Günahları boyunlarına... Olup olmadıklarını anlamamız için Terim’in sözüne karşı Arda’nın sözü:
“Beni kimse yönlendirmedi”!
Arda “kullanılan” adamlardan en kıymetlisinin “kullanıldığını bilmeyenler” olduğunu bilemeyecek kadar saf, temiz, iyi niyetli olabilir...
Zaten, bu tip faaliyetlerde kullanıldığını anlamak için beş on sene gerekir.

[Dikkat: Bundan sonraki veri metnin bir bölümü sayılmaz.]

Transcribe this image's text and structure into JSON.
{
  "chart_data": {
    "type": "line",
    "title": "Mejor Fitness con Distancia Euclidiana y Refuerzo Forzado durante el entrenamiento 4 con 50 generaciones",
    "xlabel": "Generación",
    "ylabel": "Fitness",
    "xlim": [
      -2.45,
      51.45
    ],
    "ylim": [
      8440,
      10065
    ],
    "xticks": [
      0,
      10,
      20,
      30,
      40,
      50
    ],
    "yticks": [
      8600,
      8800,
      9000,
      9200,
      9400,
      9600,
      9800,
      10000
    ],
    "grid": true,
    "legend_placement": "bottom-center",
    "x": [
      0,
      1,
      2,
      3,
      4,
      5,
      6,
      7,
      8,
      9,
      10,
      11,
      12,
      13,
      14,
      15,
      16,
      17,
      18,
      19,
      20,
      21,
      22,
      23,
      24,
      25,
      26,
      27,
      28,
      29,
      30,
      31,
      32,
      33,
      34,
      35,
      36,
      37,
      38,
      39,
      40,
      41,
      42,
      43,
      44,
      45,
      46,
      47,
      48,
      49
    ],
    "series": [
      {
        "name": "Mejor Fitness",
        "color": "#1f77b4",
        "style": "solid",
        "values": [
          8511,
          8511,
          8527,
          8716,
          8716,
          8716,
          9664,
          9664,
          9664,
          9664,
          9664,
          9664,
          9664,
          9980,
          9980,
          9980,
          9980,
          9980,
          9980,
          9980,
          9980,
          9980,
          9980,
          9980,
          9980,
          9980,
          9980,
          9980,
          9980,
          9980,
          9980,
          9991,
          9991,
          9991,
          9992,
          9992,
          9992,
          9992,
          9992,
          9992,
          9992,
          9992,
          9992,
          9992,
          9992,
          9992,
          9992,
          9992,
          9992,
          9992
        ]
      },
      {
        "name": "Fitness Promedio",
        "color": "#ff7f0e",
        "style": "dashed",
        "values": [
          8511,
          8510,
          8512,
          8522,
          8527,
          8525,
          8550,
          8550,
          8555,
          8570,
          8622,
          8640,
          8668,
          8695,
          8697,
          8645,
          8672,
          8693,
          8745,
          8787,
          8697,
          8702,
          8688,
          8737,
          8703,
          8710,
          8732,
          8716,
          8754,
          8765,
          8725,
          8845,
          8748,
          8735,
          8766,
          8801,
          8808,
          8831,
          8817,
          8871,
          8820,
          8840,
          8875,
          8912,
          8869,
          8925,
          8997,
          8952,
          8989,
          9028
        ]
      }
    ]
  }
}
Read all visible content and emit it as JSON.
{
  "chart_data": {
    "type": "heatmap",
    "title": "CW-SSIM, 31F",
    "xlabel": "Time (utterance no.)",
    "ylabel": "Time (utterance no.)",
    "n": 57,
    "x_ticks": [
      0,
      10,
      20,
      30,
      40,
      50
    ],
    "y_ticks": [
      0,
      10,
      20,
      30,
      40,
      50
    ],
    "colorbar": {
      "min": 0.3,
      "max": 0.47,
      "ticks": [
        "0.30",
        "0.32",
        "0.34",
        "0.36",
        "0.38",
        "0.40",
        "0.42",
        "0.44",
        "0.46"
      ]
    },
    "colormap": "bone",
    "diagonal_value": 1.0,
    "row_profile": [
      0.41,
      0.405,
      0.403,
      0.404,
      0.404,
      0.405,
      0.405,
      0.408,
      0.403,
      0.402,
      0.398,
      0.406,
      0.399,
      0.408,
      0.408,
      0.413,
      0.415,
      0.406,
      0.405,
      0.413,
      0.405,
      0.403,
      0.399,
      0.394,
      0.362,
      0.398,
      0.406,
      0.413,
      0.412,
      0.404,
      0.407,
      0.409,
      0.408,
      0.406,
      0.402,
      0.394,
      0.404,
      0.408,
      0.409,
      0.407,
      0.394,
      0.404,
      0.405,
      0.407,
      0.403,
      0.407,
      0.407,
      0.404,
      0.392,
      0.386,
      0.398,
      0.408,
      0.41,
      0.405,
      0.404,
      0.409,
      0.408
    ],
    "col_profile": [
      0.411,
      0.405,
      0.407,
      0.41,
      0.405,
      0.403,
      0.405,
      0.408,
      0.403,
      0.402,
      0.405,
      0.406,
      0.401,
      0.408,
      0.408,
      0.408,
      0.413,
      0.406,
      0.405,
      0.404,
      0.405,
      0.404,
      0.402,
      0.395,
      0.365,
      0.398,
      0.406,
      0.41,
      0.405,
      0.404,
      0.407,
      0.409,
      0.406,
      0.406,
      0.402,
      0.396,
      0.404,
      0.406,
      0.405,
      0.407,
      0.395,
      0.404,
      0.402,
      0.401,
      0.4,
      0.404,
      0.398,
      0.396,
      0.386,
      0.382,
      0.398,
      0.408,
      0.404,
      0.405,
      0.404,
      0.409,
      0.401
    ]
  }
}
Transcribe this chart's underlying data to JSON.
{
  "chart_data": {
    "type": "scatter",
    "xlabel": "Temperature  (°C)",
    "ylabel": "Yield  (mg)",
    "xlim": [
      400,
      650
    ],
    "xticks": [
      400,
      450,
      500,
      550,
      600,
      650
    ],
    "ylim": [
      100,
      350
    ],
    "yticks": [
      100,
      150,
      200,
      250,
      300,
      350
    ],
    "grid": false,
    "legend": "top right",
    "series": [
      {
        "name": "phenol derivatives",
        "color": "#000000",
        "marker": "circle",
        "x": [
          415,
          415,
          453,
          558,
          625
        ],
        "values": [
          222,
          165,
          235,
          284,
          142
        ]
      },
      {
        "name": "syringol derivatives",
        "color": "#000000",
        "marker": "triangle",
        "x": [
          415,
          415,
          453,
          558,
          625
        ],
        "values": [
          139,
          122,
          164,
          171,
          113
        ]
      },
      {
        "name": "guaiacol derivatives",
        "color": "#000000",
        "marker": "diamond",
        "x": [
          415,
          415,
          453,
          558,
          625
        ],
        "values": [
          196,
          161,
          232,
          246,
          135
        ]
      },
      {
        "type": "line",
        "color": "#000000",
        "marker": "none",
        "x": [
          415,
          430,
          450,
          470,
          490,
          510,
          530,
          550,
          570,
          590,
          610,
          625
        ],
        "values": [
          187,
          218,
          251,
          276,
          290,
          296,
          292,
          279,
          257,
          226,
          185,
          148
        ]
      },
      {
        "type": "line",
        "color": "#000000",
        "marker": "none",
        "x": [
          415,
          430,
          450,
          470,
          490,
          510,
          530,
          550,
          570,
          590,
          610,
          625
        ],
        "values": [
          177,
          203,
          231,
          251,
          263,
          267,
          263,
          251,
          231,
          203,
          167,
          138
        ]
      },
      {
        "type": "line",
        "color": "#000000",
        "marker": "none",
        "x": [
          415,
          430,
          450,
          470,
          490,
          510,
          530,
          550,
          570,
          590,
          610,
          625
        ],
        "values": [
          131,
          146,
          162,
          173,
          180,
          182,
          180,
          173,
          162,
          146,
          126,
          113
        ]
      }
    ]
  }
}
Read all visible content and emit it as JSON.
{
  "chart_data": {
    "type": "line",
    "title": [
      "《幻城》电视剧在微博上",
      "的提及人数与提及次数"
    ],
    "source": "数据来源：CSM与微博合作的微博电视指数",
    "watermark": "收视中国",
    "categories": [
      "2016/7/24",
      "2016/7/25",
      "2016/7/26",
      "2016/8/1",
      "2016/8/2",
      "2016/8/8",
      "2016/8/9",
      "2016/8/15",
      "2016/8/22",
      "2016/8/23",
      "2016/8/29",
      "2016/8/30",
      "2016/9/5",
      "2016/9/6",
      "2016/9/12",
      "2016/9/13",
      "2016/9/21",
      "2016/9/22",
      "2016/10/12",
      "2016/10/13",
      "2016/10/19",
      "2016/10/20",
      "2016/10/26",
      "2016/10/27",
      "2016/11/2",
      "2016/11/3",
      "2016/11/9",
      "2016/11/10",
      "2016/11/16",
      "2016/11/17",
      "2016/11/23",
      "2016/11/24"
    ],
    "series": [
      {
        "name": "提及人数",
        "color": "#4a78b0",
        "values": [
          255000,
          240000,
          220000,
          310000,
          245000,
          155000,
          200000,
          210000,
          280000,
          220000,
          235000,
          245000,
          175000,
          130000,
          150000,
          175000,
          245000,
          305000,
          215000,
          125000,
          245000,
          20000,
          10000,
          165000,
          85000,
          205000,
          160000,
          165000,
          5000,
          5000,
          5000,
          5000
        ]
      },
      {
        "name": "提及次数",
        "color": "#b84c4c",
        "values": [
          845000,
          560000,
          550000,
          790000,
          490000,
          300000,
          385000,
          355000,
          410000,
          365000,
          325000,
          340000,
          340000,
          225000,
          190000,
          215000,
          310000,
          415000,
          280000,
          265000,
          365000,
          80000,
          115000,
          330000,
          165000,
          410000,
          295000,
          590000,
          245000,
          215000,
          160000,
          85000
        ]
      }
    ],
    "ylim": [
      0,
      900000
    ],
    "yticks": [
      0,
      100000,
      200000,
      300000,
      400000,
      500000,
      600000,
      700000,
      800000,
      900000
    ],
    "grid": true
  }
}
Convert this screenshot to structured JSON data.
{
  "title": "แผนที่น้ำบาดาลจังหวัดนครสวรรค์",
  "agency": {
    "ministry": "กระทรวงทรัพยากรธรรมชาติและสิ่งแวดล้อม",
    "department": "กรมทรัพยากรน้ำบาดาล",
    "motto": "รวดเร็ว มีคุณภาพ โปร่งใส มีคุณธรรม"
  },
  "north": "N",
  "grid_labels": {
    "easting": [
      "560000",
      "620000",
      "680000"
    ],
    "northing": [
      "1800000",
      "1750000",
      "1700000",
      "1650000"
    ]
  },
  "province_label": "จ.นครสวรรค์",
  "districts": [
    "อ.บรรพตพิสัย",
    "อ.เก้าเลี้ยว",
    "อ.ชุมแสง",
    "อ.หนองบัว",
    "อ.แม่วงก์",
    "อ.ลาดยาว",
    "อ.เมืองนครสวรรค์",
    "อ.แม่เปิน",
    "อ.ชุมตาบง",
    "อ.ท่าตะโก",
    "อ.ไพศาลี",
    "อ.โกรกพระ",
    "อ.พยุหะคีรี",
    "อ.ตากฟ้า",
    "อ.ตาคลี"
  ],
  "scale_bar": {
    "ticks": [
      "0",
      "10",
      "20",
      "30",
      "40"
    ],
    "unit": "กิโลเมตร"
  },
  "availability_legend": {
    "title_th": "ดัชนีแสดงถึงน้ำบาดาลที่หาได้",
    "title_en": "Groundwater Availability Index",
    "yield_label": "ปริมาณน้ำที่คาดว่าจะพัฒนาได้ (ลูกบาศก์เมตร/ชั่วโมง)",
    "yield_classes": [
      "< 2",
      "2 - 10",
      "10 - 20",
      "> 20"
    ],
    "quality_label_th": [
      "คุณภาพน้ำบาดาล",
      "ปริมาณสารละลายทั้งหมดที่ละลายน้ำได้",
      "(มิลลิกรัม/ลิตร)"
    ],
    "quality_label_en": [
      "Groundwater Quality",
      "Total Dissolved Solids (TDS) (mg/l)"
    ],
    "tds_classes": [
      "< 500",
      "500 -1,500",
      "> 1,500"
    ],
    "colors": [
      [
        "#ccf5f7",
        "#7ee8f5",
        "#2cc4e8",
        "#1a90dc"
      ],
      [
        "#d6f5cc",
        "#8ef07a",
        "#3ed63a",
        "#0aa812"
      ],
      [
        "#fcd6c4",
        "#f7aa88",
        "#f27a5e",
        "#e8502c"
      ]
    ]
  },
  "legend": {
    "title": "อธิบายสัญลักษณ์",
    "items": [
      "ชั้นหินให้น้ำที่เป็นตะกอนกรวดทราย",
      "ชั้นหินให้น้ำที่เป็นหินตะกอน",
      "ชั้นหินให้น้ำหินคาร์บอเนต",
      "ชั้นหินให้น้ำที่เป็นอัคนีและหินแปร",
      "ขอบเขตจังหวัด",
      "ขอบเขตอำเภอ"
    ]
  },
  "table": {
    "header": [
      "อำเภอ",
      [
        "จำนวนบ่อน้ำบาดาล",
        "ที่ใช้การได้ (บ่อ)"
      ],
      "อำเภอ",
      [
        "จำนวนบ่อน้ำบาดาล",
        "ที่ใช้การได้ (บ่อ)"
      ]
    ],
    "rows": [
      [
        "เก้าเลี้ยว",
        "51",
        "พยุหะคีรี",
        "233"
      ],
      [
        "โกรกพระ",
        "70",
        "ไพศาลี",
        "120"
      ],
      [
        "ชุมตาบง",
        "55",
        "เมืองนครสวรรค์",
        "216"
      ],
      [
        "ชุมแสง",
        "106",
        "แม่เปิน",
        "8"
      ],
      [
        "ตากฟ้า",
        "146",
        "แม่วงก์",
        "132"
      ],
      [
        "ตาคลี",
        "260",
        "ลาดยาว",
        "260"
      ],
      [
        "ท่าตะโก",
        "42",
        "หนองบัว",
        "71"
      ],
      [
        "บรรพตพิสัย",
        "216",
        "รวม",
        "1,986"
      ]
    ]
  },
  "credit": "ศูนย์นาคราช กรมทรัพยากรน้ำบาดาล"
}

Ama olayın muhatabı Fatih Terim tecrübesi, davranışlar bütününden bir sonuç çıkarıyor ve Arda’yı da bir anlamda mazur görerek üst akıl tezgahından bahsediyorsa, ben arkadaşının primini arttırmak için milli takıma nifak sokan, babası yaşında gazeteciye sokak çocuğu gibi saldıran bir genç adamdan çok feleğin çemberinden bin kere geçmiş yaşını başını almış Fatih Terim ve tecrübesine inanmak zorundayım.
* * *
Durum buysa, yapılması gereken nedir?
O “Ardacığım ben de seninle birlikte milli takımdan ayrılacağım” diyenler var ya...
Hiç durmasınlar.
Hemen gitsin hepsi.
Terim, genç ve “önce Ay-Yıldız” diyen futbolcularla yürüsün.
Başaramazsa o da bırakır.
Ama milli takımdan önce kendilerini ve ittifaklarını düşünenleri temizlemiş bir hoca olarak, çok kıymetli bir görevi yerine getirip bırakır.